Bec: If you were the last man on Earth and there were twenty women, how would you handle the situation?

Not well.  I think I’ve had this dream, and if I recall it ended very badly.  Twenty women?  That’s a lot for any man to have to try to deal with.  Do I have a weapon?

Bec: What’s your favorite color?

Purple, or black.  No purple…erm, I don’t have one.  Anything darker than my soul.

Bec: Do you like to listen to music while you write or have complete silence?

I sometimes write in complete silence, and other times I have to listen to the most ear-grinding death-metal I can get my hands on.  If I’m writing a particularly nasty scene, I think the music helps.

Bec: If you had to wear bright pink spandex or blazen orange polyester short suit to go on TV, which would you wear?

Pink Spandex, every time.  I think a certain element of eccentricity can be expected from an author.  I’d probably wear a top-hat with it, and carry an umbrella.

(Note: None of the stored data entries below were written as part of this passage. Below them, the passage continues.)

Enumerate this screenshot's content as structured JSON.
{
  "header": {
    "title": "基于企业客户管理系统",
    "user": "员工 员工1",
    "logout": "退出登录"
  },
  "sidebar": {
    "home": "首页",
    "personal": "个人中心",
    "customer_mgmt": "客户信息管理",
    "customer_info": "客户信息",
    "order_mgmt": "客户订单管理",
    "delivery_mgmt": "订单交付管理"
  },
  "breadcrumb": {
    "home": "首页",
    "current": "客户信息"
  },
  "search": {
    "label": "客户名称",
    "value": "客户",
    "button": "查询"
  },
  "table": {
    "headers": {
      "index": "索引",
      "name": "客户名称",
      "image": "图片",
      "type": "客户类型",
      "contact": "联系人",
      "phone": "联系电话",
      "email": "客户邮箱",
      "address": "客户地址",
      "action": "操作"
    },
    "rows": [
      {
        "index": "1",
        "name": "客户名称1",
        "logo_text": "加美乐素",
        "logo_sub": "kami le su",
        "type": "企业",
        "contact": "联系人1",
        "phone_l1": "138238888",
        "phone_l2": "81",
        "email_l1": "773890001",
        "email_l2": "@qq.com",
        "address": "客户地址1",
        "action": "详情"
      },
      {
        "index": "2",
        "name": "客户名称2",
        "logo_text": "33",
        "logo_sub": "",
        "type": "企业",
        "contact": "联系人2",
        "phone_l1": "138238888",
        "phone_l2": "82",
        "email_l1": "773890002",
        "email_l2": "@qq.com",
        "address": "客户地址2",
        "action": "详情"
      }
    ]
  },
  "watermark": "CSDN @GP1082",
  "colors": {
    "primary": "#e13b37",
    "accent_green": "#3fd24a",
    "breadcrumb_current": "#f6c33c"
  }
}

Bec: What genres do you most like to read/write?

I read everything I can get my hands on.  Horror, Sci-fi, Fantasy, anything except romance.  I can’t be doing with all that nonsense.  I’m rereading the classics at the moment: Jeckyll And Hyde, The Picture of Dorian Gray, 1984, The Martian Chronicles.  I haven’t read The Stand yet this year, which is very strange, indeed.

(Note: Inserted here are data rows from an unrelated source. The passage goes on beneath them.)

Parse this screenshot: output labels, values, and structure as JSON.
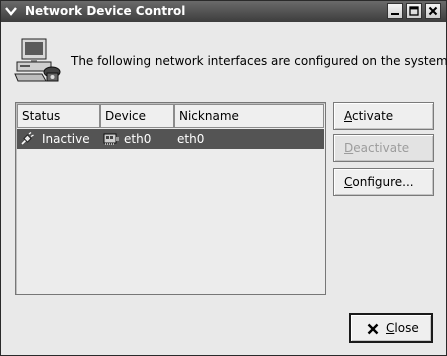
{
  "window": {
    "title": "Network Device Control"
  },
  "header": {
    "message": "The following network interfaces are configured on the system."
  },
  "table": {
    "columns": [
      "Status",
      "Device",
      "Nickname"
    ],
    "rows": [
      {
        "status": "Inactive",
        "device": "eth0",
        "nickname": "eth0",
        "selected": true
      }
    ]
  },
  "buttons": {
    "activate": {
      "pre": "",
      "mnemonic": "A",
      "post": "ctivate"
    },
    "deactivate": {
      "pre": "",
      "mnemonic": "D",
      "post": "eactivate"
    },
    "configure": {
      "pre": "",
      "mnemonic": "C",
      "post": "onfigure..."
    },
    "close": {
      "pre": "",
      "mnemonic": "C",
      "post": "lose"
    }
  },
  "icons": {
    "window_menu": "chevron-down-icon",
    "minimize": "minimize-icon",
    "maximize": "maximize-icon",
    "close": "close-icon",
    "header": "computer-network-icon",
    "status_inactive": "disconnected-plug-icon",
    "device": "network-card-icon"
  }
}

Bec: Do you find writing a lonely profession?

I think that it has to be.  In order to tell your story – and that’s what it is; your story – you have to fully submerse yourself in it.  There is no other way to do it.  Often, my wife doesn’t even know what I’m working on.  I’ll tell her a few months down the line that a story has been picked up, and she’ll say something like, “That sounds like a great story. Why didn’t you tell me about it?”  The fact is, we work alone, we think too much, and we’re brooding.  I’m just glad I quit drinking when I did.

Bec: Gum or breath mint?

Gum.  Breath mints are dangerous if you don’t approach them with the caution they deserve.  Always read the instructions, and never attempt more than one at a time.

Bec: What would you share with a beginning writer?

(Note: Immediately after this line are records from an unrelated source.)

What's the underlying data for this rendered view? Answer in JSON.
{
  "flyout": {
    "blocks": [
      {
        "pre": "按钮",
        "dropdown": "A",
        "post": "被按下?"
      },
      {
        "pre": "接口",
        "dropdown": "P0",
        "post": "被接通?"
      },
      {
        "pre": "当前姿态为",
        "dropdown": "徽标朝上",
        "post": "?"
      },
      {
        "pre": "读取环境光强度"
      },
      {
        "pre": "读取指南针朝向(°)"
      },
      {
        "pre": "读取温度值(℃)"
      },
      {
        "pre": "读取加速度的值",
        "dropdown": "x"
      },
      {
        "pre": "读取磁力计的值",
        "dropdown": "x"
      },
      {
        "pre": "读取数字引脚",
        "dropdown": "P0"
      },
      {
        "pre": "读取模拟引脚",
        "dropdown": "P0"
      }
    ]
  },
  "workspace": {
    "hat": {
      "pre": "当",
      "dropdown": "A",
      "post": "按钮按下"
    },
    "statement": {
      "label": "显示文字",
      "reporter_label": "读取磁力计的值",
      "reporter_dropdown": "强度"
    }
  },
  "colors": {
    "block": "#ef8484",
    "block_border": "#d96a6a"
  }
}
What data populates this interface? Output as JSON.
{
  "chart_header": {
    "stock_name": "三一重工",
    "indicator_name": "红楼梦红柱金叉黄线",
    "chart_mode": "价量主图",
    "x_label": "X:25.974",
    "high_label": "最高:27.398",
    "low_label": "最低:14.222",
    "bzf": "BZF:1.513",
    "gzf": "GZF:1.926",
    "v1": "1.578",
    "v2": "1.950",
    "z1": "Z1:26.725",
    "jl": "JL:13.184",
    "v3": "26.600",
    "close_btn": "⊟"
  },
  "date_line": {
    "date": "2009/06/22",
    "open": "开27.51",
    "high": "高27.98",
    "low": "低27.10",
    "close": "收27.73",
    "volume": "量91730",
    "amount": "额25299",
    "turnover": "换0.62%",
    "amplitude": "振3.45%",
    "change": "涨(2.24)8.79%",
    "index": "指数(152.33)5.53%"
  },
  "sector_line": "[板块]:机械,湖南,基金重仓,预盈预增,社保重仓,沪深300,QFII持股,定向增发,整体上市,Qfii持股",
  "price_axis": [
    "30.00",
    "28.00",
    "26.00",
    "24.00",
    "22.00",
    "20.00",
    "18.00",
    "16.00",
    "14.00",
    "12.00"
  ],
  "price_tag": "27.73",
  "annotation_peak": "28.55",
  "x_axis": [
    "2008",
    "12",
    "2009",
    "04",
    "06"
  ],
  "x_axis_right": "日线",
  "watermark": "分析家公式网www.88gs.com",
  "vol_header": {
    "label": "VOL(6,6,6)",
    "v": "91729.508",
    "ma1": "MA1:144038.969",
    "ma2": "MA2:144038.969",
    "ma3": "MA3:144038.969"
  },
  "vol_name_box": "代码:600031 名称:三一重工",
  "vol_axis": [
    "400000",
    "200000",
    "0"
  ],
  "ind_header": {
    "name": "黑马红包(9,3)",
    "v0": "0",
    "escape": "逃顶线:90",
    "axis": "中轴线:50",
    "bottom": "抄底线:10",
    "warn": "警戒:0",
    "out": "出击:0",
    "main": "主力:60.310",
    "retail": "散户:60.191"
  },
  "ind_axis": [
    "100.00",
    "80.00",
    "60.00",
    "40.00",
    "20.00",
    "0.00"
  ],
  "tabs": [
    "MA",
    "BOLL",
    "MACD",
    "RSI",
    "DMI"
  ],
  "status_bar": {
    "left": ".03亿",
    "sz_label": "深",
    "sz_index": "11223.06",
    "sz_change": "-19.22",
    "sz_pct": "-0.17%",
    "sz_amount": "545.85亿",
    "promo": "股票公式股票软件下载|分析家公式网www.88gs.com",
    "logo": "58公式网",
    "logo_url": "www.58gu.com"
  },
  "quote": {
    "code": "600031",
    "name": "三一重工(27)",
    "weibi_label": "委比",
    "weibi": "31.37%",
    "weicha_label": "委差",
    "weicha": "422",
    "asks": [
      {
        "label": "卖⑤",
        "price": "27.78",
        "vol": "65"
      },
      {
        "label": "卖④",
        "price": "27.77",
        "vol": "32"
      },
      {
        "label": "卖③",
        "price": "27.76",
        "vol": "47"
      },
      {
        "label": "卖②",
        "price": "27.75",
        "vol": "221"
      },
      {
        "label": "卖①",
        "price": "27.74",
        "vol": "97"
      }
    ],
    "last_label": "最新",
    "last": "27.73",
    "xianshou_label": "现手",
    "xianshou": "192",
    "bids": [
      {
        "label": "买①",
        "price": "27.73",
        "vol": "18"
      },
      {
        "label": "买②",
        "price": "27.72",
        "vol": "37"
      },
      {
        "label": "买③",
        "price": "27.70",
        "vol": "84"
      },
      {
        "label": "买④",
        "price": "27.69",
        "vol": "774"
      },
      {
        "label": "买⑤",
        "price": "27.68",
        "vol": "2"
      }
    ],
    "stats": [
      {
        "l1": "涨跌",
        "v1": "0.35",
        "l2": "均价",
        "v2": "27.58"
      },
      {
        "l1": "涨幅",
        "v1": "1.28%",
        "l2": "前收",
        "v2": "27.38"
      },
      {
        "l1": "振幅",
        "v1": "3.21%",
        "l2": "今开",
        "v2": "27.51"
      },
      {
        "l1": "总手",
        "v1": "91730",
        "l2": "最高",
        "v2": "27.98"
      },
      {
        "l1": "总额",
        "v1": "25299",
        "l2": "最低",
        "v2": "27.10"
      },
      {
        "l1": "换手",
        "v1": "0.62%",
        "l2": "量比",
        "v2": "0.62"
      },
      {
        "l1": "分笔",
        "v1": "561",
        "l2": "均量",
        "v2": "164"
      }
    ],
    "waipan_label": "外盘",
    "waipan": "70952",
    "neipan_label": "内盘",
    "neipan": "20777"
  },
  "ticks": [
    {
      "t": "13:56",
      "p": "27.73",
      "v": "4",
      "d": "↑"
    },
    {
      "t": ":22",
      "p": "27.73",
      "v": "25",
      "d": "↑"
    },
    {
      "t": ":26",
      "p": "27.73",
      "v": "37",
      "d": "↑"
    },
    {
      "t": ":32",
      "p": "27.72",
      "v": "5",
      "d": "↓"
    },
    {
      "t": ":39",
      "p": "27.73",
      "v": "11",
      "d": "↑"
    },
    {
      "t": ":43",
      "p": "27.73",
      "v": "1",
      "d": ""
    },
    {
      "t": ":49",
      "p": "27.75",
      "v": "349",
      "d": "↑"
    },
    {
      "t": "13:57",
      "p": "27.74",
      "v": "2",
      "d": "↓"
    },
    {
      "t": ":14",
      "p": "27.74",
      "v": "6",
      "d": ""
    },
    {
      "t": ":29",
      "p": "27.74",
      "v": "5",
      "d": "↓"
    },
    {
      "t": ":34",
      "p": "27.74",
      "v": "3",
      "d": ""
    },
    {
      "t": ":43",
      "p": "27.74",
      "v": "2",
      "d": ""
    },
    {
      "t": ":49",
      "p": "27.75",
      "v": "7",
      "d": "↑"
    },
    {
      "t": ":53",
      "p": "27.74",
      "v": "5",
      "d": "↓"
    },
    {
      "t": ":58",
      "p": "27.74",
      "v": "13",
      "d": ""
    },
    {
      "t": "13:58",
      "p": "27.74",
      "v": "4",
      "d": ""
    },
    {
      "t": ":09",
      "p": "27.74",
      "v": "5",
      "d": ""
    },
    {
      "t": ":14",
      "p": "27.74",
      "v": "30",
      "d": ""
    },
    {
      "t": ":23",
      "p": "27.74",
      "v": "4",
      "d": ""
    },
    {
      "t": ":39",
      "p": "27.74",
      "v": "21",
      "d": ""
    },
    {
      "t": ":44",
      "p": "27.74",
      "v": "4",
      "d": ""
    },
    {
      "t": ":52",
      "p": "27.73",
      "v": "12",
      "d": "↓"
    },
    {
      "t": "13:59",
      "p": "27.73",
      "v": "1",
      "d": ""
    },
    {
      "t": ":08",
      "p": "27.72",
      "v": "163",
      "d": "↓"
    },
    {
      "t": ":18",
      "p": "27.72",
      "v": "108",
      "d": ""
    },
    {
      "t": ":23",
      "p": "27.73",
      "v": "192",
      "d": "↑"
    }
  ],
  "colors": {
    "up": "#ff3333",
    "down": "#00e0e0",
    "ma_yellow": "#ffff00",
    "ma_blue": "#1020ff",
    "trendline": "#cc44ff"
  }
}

Learn to deal with rejection.  If you cry at the sight of negative feedback, then choose another profession.

Bec: What do you wish someone would have told you when you first started your writing journey?

See above.  I cry a lot, but I’m stubborn.

Bec: Fuzzy critter or feathered friend?

Fuzzy critter.  I have two rabbits and a cat.  I inherited the cat, and can’t say I’m a massive fan as it is a minion of Satan, but I love the rabbits.  I’m hugely into owls, though.  I’d love an owl, just sitting in the corner watching me work.  My wife won’t let me get one, though, because you have to feed them mice, and she’s against all forms of animal cruelty, even if they are frozen.

Bec: Do you think having other writers as friends is a good thing for your growth as a writer?

It is massively important to surround yourself with like-minded people.  Writers are apt to go crazy if left alone for too long.  There comes a point where you have to stop writing and network, and the best way to do that is through social sites such as Facebook or Twitter.  You will find critics, editors, reviewers and readers all through networking, so I would say get to know as many writers as possible.  If nothing else, at least you’ll have somebody to cry with when the rejections start to roll in.

Bec: Take out the trash or do the dishes?

Trash.  It takes twenty seconds, maybe less.  I’m all about the maths.  By the time you get back into the house, the sink would still be filling up.  Though, I do both.  My wife thinks that being a writer means that I don’t actually work, not in the conventional sense, and so I do everything around the house, including nappies, bottles, baking, and occasionally a bit of writing.

Bec: What’s your favorite book? Why?

For me, it has to be The Stand.  It’s just magnificent; a tale of Good Vs Evil.  I find myself drawn to both sides every time I read it, which is why I urge everyone to pick it up.

Bec: Who’s your favorite author? Why?

Stephen King, purely because I wouldn’t be a writer today if I hadn’t read everything he’s ever put out.  It’s a close call, though, as Terry Pratchett is also a major influence.

Bec: Is there anything you would like to share that I haven’t asked you about?

Yeah.  My wife likes Twilight.  That is all.

Bec: Thank you for stopping by and sharing! Best of luck with your book and future project!